波多野陽
2014年5月16日23時10分
東京電力福島第一原発の汚染水対策で、東京電力や国が切り札とする「凍土壁」が、予定通り6月に着工できるか見通せない状況になっている。氷の壁で建屋を囲んで地下水の流入を防ぐ前例のない対策に、原子力規制委員会が安全性や効果に疑問を呈したからだ。東電側もデータを示しきれずにいる。
16日、第一原発の敷地内で凍土壁の試験が報道陣に公開された。壁の外側は地下水が地表近くまであるが、内側で掘った穴に水はない。露出させた凍土をスコップでたたくと硬い音が響いた。「遮水ができている。課題の第一歩はクリアできた」と施工を受け持つ鹿島の担当者は解説した。
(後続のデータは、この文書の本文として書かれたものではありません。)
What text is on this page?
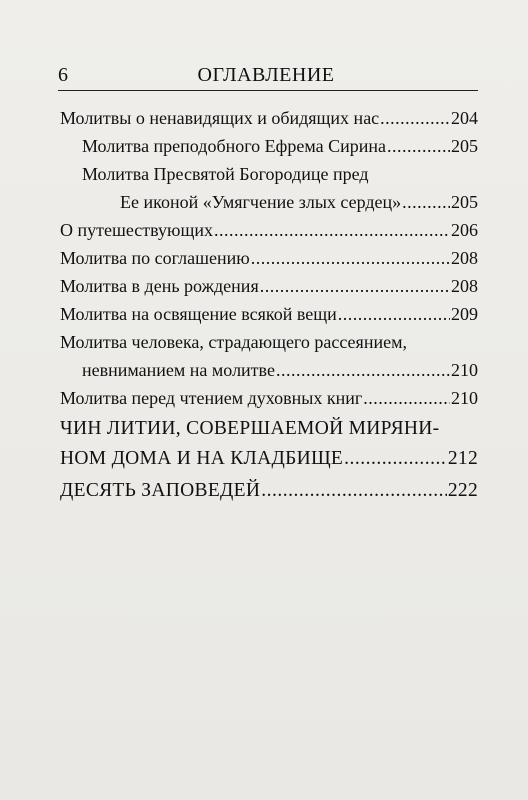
6	ОГЛАВЛЕНИЕ
Молитвы о ненавидящих и обидящих нас .....	204
Молитва преподобного Ефрема Сирина .....	205
Молитва Пресвятой Богородице пред
Ее иконой «Умягчение злых сердец» .....	205
О путешествующих .....	206
Молитва по соглашению .....	208
Молитва в день рождения .....	208
Молитва на освящение всякой вещи .....	209
Молитва человека, страдающего рассеянием,
невниманием на молитве .....	210
Молитва перед чтением духовных книг .....	210
ЧИН ЛИТИИ, СОВЕРШАЕМОЙ МИРЯНИ-
НОМ ДОМА И НА КЛАДБИЩЕ .....	212
ДЕСЯТЬ ЗАПОВЕДЕЙ .....	222
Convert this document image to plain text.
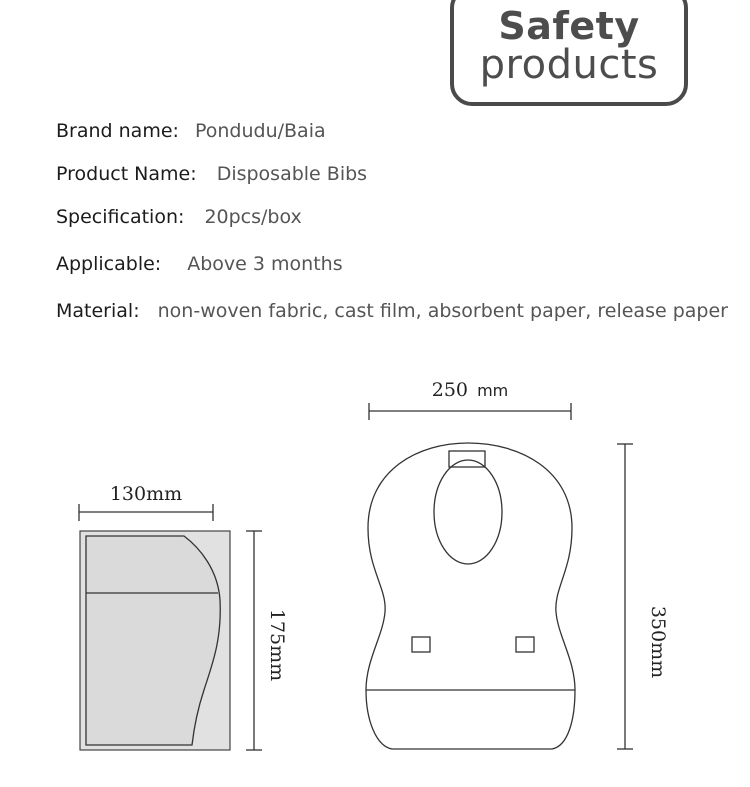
Safety
products
Brand name: Pondudu/Baia
Product Name: Disposable Bibs
Specification: 20pcs/box
Applicable: Above 3 months
Material: non-woven fabric, cast film, absorbent paper, release paper
130mm
175mm
250 mm
350mm
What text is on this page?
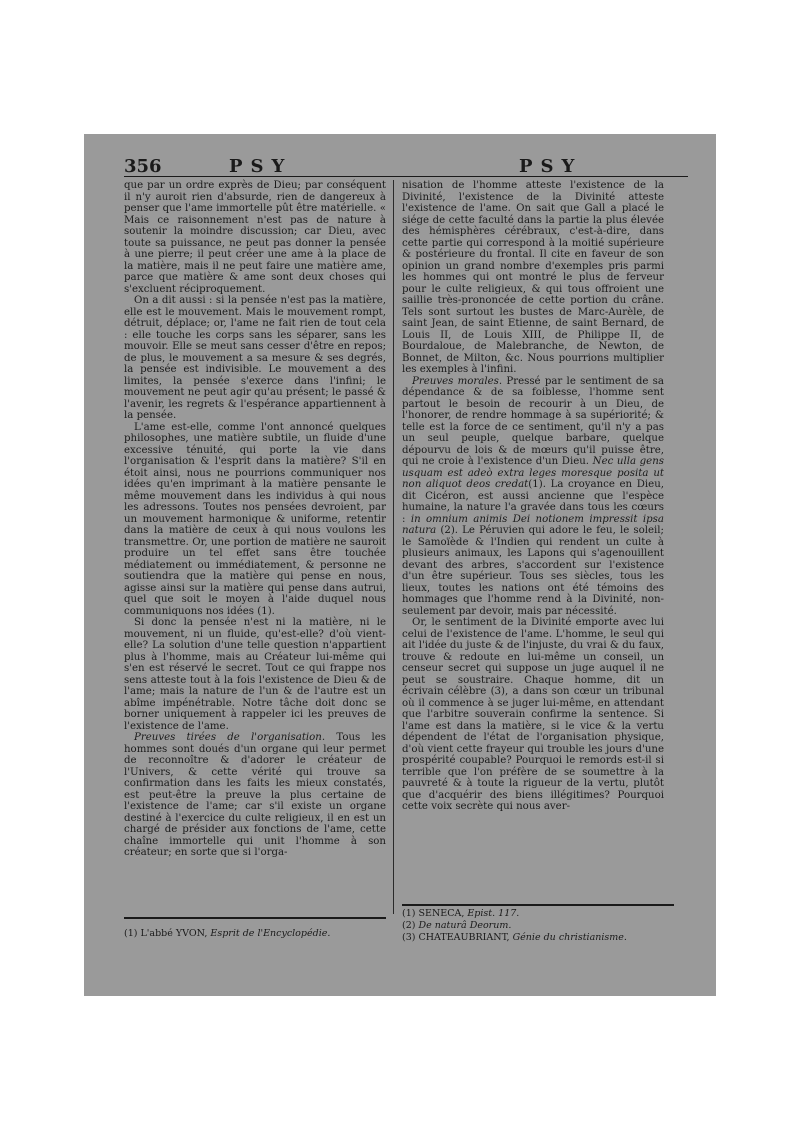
356	PSY	PSY

que par un ordre exprès de Dieu; par conséquent il n'y auroit rien d'absurde, rien de dangereux à penser que l'ame immortelle pût être matérielle. « Mais ce raisonnement n'est pas de nature à soutenir la moindre discussion; car Dieu, avec toute sa puissance, ne peut pas donner la pensée à une pierre; il peut créer une ame à la place de la matière, mais il ne peut faire une matière ame, parce que matière & ame sont deux choses qui s'excluent réciproquement.

On a dit aussi : si la pensée n'est pas la matière, elle est le mouvement. Mais le mouvement rompt, détruit, déplace; or, l'ame ne fait rien de tout cela : elle touche les corps sans les séparer, sans les mouvoir. Elle se meut sans cesser d'être en repos; de plus, le mouvement a sa mesure & ses degrés, la pensée est indivisible. Le mouvement a des limites, la pensée s'exerce dans l'infini; le mouvement ne peut agir qu'au présent; le passé & l'avenir, les regrets & l'espérance appartiennent à la pensée.

L'ame est-elle, comme l'ont annoncé quelques philosophes, une matière subtile, un fluide d'une excessive ténuité, qui porte la vie dans l'organisation & l'esprit dans la matière? S'il en étoit ainsi, nous ne pourrions communiquer nos idées qu'en imprimant à la matière pensante le même mouvement dans les individus à qui nous les adressons. Toutes nos pensées devroient, par un mouvement harmonique & uniforme, retentir dans la matière de ceux à qui nous voulons les transmettre. Or, une portion de matière ne sauroit produire un tel effet sans être touchée médiatement ou immédiatement, & personne ne soutiendra que la matière qui pense en nous, agisse ainsi sur la matière qui pense dans autrui, quel que soit le moyen à l'aide duquel nous communiquons nos idées (1).

Si donc la pensée n'est ni la matière, ni le mouvement, ni un fluide, qu'est-elle? d'où vient-elle? La solution d'une telle question n'appartient plus à l'homme, mais au Créateur lui-même qui s'en est réservé le secret. Tout ce qui frappe nos sens atteste tout à la fois l'existence de Dieu & de l'ame; mais la nature de l'un & de l'autre est un abîme impénétrable. Notre tâche doit donc se borner uniquement à rappeler ici les preuves de l'existence de l'ame.

Preuves tirées de l'organisation. Tous les hommes sont doués d'un organe qui leur permet de reconnoître & d'adorer le créateur de l'Univers, & cette vérité qui trouve sa confirmation dans les faits les mieux constatés, est peut-être la preuve la plus certaine de l'existence de l'ame; car s'il existe un organe destiné à l'exercice du culte religieux, il en est un chargé de présider aux fonctions de l'ame, cette chaîne immortelle qui unit l'homme à son créateur; en sorte que si l'orga-

nisation de l'homme atteste l'existence de la Divinité, l'existence de la Divinité atteste l'existence de l'ame. On sait que Gall a placé le siége de cette faculté dans la partie la plus élevée des hémisphères cérébraux, c'est-à-dire, dans cette partie qui correspond à la moitié supérieure & postérieure du frontal. Il cite en faveur de son opinion un grand nombre d'exemples pris parmi les hommes qui ont montré le plus de ferveur pour le culte religieux, & qui tous offroient une saillie très-prononcée de cette portion du crâne. Tels sont surtout les bustes de Marc-Aurèle, de saint Jean, de saint Etienne, de saint Bernard, de Louis II, de Louis XIII, de Philippe II, de Bourdaloue, de Malebranche, de Newton, de Bonnet, de Milton, &c. Nous pourrions multiplier les exemples à l'infini.

Preuves morales. Pressé par le sentiment de sa dépendance & de sa foiblesse, l'homme sent partout le besoin de recourir à un Dieu, de l'honorer, de rendre hommage à sa supériorité; & telle est la force de ce sentiment, qu'il n'y a pas un seul peuple, quelque barbare, quelque dépourvu de lois & de mœurs qu'il puisse être, qui ne croie à l'existence d'un Dieu. Nec ulla gens usquam est adeò extra leges moresque posita ut non aliquot deos credat(1). La croyance en Dieu, dit Cicéron, est aussi ancienne que l'espèce humaine, la nature l'a gravée dans tous les cœurs : in omnium animis Dei notionem impressit ipsa natura (2). Le Péruvien qui adore le feu, le soleil; le Samoïède & l'Indien qui rendent un culte à plusieurs animaux, les Lapons qui s'agenouillent devant des arbres, s'accordent sur l'existence d'un être supérieur. Tous ses siècles, tous les lieux, toutes les nations ont été témoins des hommages que l'homme rend à la Divinité, non-seulement par devoir, mais par nécessité.

Or, le sentiment de la Divinité emporte avec lui celui de l'existence de l'ame. L'homme, le seul qui ait l'idée du juste & de l'injuste, du vrai & du faux, trouve & redoute en lui-même un conseil, un censeur secret qui suppose un juge auquel il ne peut se soustraire. Chaque homme, dit un écrivain célèbre (3), a dans son cœur un tribunal où il commence à se juger lui-même, en attendant que l'arbitre souverain confirme la sentence. Si l'ame est dans la matière, si le vice & la vertu dépendent de l'état de l'organisation physique, d'où vient cette frayeur qui trouble les jours d'une prospérité coupable? Pourquoi le remords est-il si terrible que l'on préfère de se soumettre à la pauvreté & à toute la rigueur de la vertu, plutôt que d'acquérir des biens illégitimes? Pourquoi cette voix secrète qui nous aver-

(1) L'abbé YVON, Esprit de l'Encyclopédie.
(1) SENECA, Epist. 117.
(2) De naturâ Deorum.
(3) CHATEAUBRIANT, Génie du christianisme.
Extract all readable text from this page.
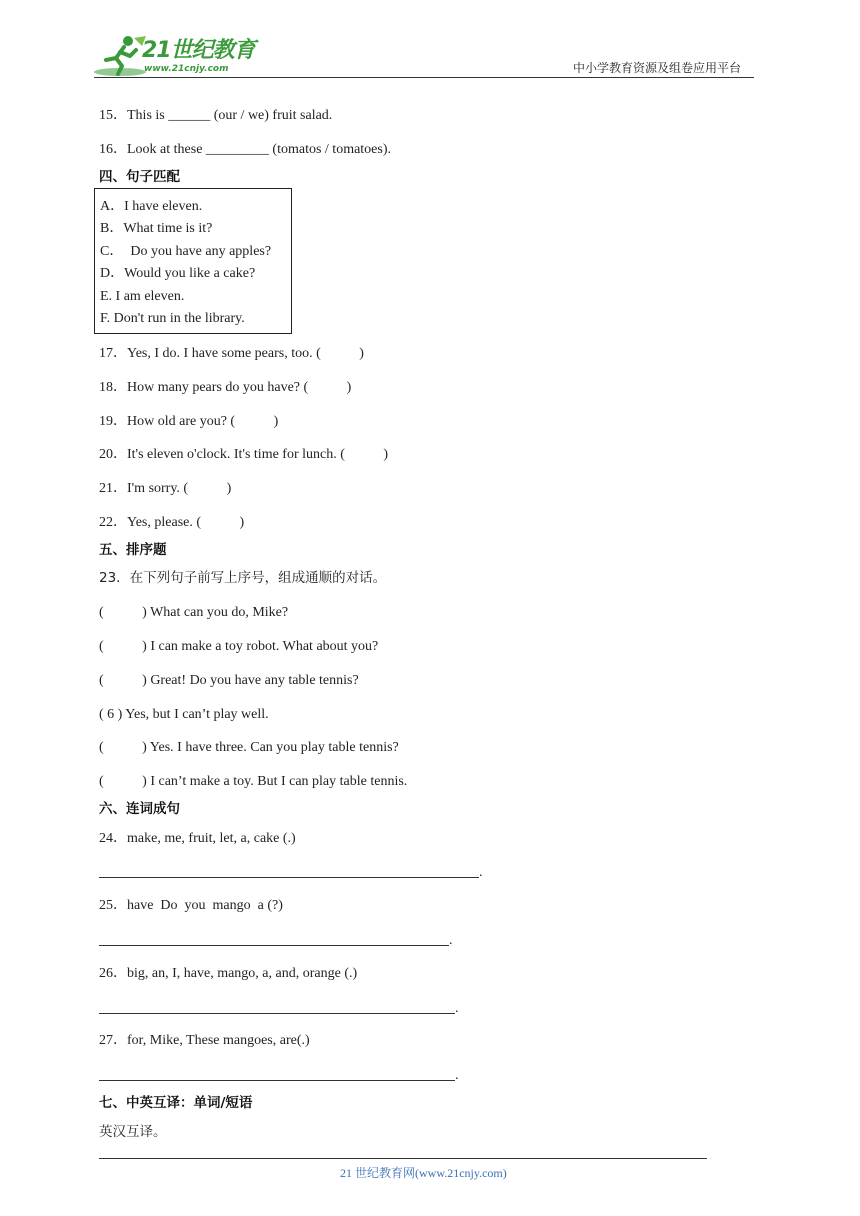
21世纪教育
www.21cnjy.com	中小学教育资源及组卷应用平台
15．This is ______ (our / we) fruit salad.
16．Look at these _________ (tomatos / tomatoes).
四、句子匹配
A．I have eleven.
B．What time is it?
C．  Do you have any apples?
D．Would you like a cake?
E. I am eleven.
F. Don't run in the library.
17．Yes, I do. I have some pears, too. (           )
18．How many pears do you have? (           )
19．How old are you? (           )
20．It's eleven o'clock. It's time for lunch. (           )
21．I'm sorry. (           )
22．Yes, please. (           )
五、排序题
23．在下列句子前写上序号，组成通顺的对话。
(           ) What can you do, Mike?
(           ) I can make a toy robot. What about you?
(           ) Great! Do you have any table tennis?
( 6 ) Yes, but I can’t play well.
(           ) Yes. I have three. Can you play table tennis?
(           ) I can’t make a toy. But I can play table tennis.
六、连词成句
24．make, me, fruit, let, a, cake (.)
.
25．have  Do  you  mango  a (?)
.
26．big, an, I, have, mango, a, and, orange (.)
.
27．for, Mike, These mangoes, are(.)
.
七、中英互译：单词/短语
英汉互译。
21 世纪教育网(www.21cnjy.com)
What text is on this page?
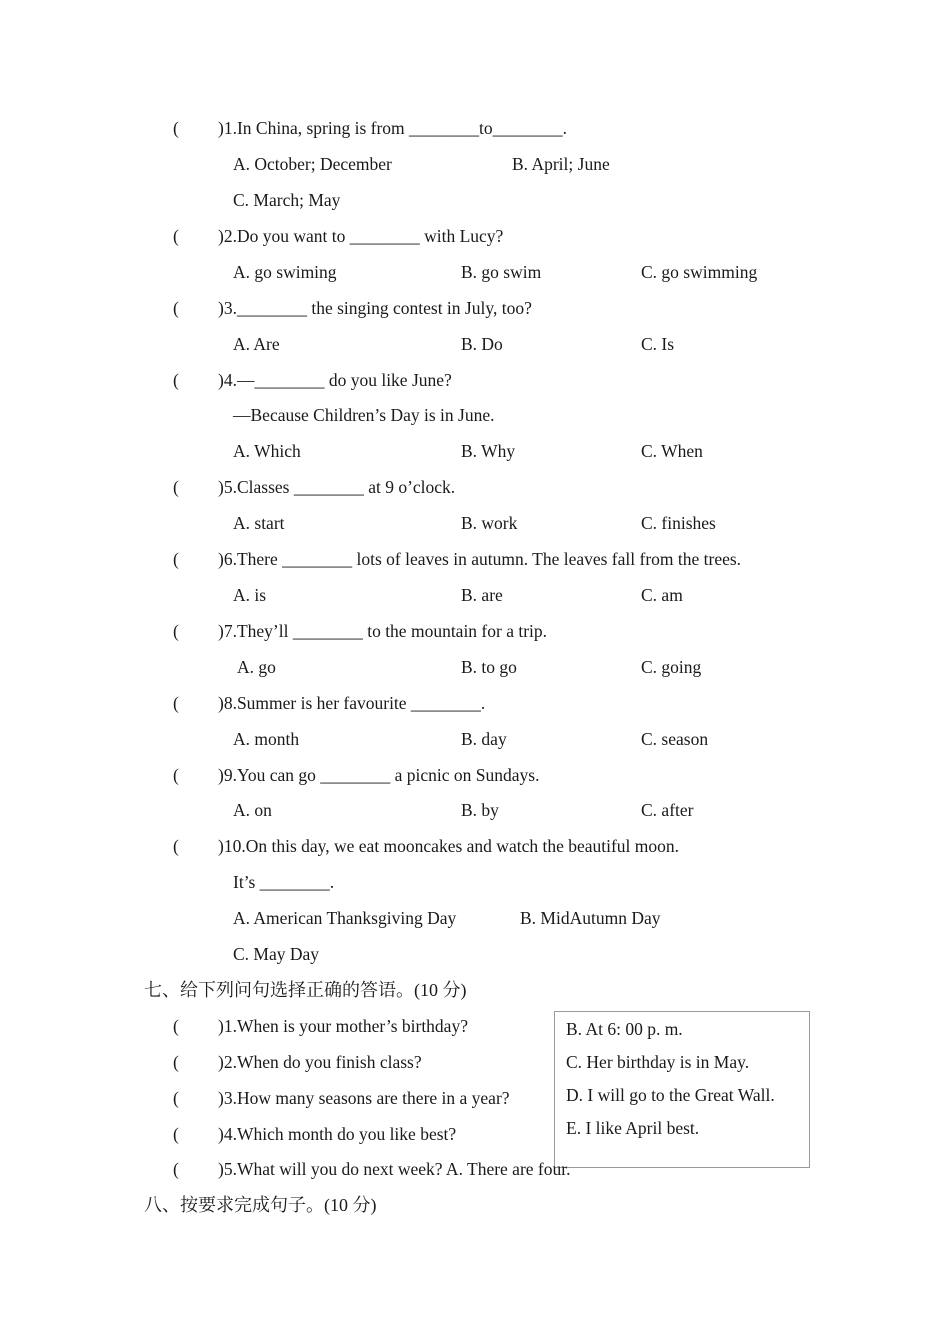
( )1.In China, spring is from ________to________.
A. October; December	B. April; June
C. March; May
( )2.Do you want to ________ with Lucy?
A. go swiming	B. go swim	C. go swimming
( )3.________ the singing contest in July, too?
A. Are	B. Do	C. Is
( )4.—________ do you like June?
—Because Children’s Day is in June.
A. Which	B. Why	C. When
( )5.Classes ________ at 9 o’clock.
A. start	B. work	C. finishes
( )6.There ________ lots of leaves in autumn. The leaves fall from the trees.
A. is	B. are	C. am
( )7.They’ll ________ to the mountain for a trip.
A. go	B. to go	C. going
( )8.Summer is her favourite ________.
A. month	B. day	C. season
( )9.You can go ________ a picnic on Sundays.
A. on	B. by	C. after
( )10.On this day, we eat mooncakes and watch the beautiful moon.
It’s ________.
A. American Thanksgiving Day	B. MidAutumn Day
C. May Day
七、给下列问句选择正确的答语。(10 分)
B. At 6: 00 p. m.
C. Her birthday is in May.
D. I will go to the Great Wall.
E. I like April best.
( )1.When is your mother’s birthday?
( )2.When do you finish class?
( )3.How many seasons are there in a year?
( )4.Which month do you like best?
( )5.What will you do next week? A. There are four.
八、按要求完成句子。(10 分)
凍土壁はトンネル工事などに使う技術を応用。零下30度の液体を入れた管を1メートル間隔で埋め、周囲を凍らせる。1日約400トンの地下水流入量を130トンまで減らせるとされ、国も320億円を負担。来年3月にも凍結を始め、7年後までこれでしのぐ計画だ。
だが、試験は10メートル四方を囲んだのに対し、実際は延長1500メートル。これだけ大規模なのは異例で、トラブルがあれば汚染水対策や廃炉作業を左右しかねない。
東電が認可を得るため3月に提出した申請書はA4判3枚で、規制委の検討会で更田豊志委員は「これでは審査できない」と指摘。地盤沈下や汚染水流出のおそれはないか、凍土壁が解けた場合の対策など24項目の説明を文書で求め、決着の見通しは立たない。